The idea behind the second form of treatment is that administering drugs that mimic dopamine will eliminate the possibility of side effects caused by levodopa. The first dopamine receptor agonist to be tested on P.D. patients was apomorphine, a drug that was already used as an emetic (to induce vomiting). It had been reported in the 1950s that apomorphine alleviated the tremors of P.D. However, not only was it half as effective as levodopa, it was also discovered to have a toxic effect on the kidneys. Other drugs were tested but either did not improve the P.D. or else were also toxic to the kidneys. Finally, bromocriptine (or Pardolel) was found to have about the same potency as apomorphine (half that of levodopa) but the main advantage is that it lasts longer. Bromocriptine acts as a prolactin suppresser and in the future may also be used to treat premenstrual syndrome. It is usually co-administered with levodopa, has the same side effects, and is expensive, being very difficult to synthesize. Consequently, although it can help a select few, it is not the treatment of choice. The search for dopamine receptor agonists is exacerbated by the fact that there are several types of dopamine receptors (D-1 and D-2 included here) and drugs such as bromocriptine are agonists of one but antagonists of the other. Drugs that imitate the natural effects of dopamine through fine-tuned interactions with the receptors remain to be found.

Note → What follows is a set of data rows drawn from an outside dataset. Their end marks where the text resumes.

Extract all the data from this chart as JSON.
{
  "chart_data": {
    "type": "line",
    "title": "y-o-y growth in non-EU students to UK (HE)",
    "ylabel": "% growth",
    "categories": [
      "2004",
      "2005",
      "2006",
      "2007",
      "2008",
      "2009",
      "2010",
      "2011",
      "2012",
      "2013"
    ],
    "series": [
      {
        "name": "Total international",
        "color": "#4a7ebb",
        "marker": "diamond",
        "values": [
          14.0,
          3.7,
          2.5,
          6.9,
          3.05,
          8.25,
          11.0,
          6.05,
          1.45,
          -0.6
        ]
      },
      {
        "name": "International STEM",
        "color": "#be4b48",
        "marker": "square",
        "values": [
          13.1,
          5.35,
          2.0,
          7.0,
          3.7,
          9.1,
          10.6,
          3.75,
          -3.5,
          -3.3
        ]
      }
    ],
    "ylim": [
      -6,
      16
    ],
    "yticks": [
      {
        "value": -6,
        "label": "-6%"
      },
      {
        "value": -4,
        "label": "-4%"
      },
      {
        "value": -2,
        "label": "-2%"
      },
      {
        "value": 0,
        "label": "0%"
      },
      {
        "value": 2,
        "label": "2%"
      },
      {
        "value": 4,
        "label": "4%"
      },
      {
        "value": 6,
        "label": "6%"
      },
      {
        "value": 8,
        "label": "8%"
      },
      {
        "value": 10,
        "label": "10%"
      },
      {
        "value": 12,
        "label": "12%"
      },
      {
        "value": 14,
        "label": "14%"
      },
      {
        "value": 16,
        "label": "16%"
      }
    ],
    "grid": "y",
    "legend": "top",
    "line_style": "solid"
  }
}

The third method of treatment focuses on compensating for reduced brain dopamine levels. Acetylcholine is present in the brain in much larger amounts than dopamine, and levels are normal even in people with P.D. These two hormones have a reciprocal relationship; dopamine has a restraining effect on acetylcholinergic nerve cells and when it is gone, acetylcholine is no longer regulated, resulting in parkinsonian symptoms. Anticholinergic drugs aim to alleviate this problem.
The first anticholinergics were derived from plants and used to treat P.D. at least as far back as the 19th century when Jean Charcot prescribed hyoscine/ scopolamine to his P.D. patients.
The closely-related atropine (from the belladonna) and hyoscyamine, both from the potato family, have also been used medicinally since ancient times. However, anticholinergics only reduce P.D. symptoms about 25% (compared to levodopa). Interestingly, post-encephalitic P.D. patients respond to anticholinergics much more positively than regular P.D. patients.